I need a few ideas and thought ya'll might be able to help me out. A friend of ours is in the process of moving and gave us some things she didn't want to pack or take with her. She also gave me 2 Teak boards that measure roughly 6'-6" X 18" X 1 1/2". They were the name plates off of a ship. I have thought and thought, but can't decide what I want to do with them. Do you guys have any sugestions? It will be a little while before I can do anything with them as we are building a new house and will have to wait till the new shop is setup. Also, what would a board this size sell for?


----------



## hoosierplugger (May 24, 2004)

Seems like there'd be enough teak there to make a real nice outdoor bench.
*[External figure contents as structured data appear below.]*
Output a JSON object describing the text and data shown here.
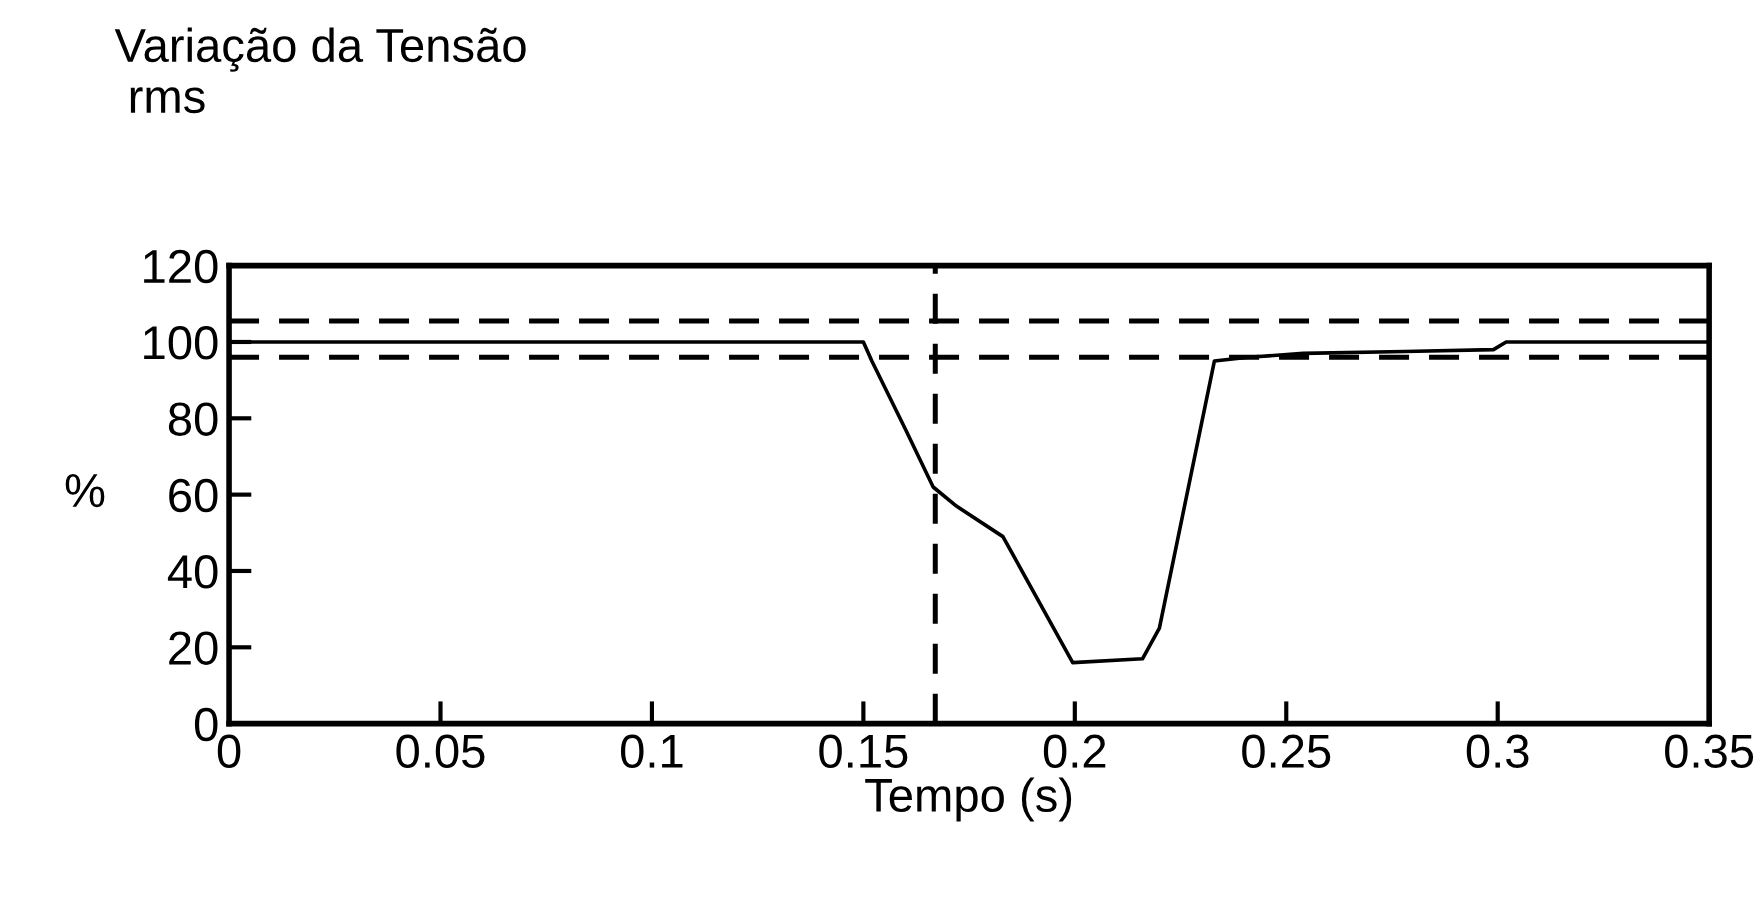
{
  "chart_data": {
    "type": "line",
    "title": "Variação da Tensão\n rms",
    "xlabel": "Tempo (s)",
    "ylabel": "%",
    "x": [
      0,
      0.15,
      0.152,
      0.16,
      0.1665,
      0.172,
      0.183,
      0.1995,
      0.216,
      0.22,
      0.233,
      0.241,
      0.254,
      0.278,
      0.299,
      0.302,
      0.35
    ],
    "series": [
      {
        "color": "#000000",
        "values": [
          100,
          100,
          95,
          77,
          62,
          57,
          49,
          16,
          17,
          25,
          95,
          96,
          97,
          97.5,
          98,
          100,
          100
        ]
      }
    ],
    "xlim": [
      0,
      0.35
    ],
    "xticks": [
      0,
      0.05,
      0.1,
      0.15,
      0.2,
      0.25,
      0.3,
      0.35
    ],
    "ylim": [
      0,
      120
    ],
    "yticks": [
      0,
      20,
      40,
      60,
      80,
      100,
      120
    ],
    "ref_lines": [
      {
        "axis": "y",
        "value": 105.5,
        "line_style": "dashed",
        "color": "#000000"
      },
      {
        "axis": "y",
        "value": 96,
        "line_style": "dashed",
        "color": "#000000"
      },
      {
        "axis": "x",
        "value": 0.167,
        "line_style": "dashed",
        "color": "#000000"
      }
    ],
    "grid": false,
    "legend": false,
    "marker": "none",
    "line_style": "solid"
  }
}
Maybe not quite enough to do a bench with a backrest, but I could see a really cool shaker style bench sitting by your back door.

Craig


----------



## bill (May 21, 2004)

if they still had the names of the ships, I would clean them up, and hang them to view


----------



## 3192 (Dec 30, 2004)

Big bowls! 8*)


----------



## bear hide (Feb 14, 2008)

I would give them to Bear Hide. LOL.


----------



## dicklaxt (Jun 2, 2005)

18"s wide thats some premium stuff,,,,,,,,,,,,,,,,,,

I saw some solid Teat Cutting Boards for $235.00 on E Bay.

Lets see 2 @ 6'-6" x 18 equals 10-15" x 18" Cutting Boards.

I know what I would do with it.They would make wonderfull gifts,do you need my address,just PM me.

Bill had a novel idea if the Ship's names are there,it's auction time.

dick


----------



## dicklaxt (Jun 2, 2005)

Did you notice how I spelled Teak,thats short for Neat Teak 

dick


----------



## Tortuga (May 21, 2004)

I'd rip them suckers down and make 240,000 pens out of them...:rotfl:


----------



## Bobby (May 21, 2004)

dicklaxt said:


> Did you notice how I spelled Teak,thats short for Neat Teak
> 
> dick


We all know what your thinking about this morning :smile:


----------



## dicklaxt (Jun 2, 2005)

Hmmmmm,maybe you are right it is Taxidermy Day.Thats another of my short cuts for Anniversary,,,,,,,,,,,,,,,take 'em out and stuff'em,then take'em home and mount'emsad_smiles 72 and remembering

dick


----------



## Profish00 (May 21, 2004)

Tortuga said:


> I'd rip them suckers down and make 240,000 pens out of them...:rotfl:


YEA YOU WOULD:work:


----------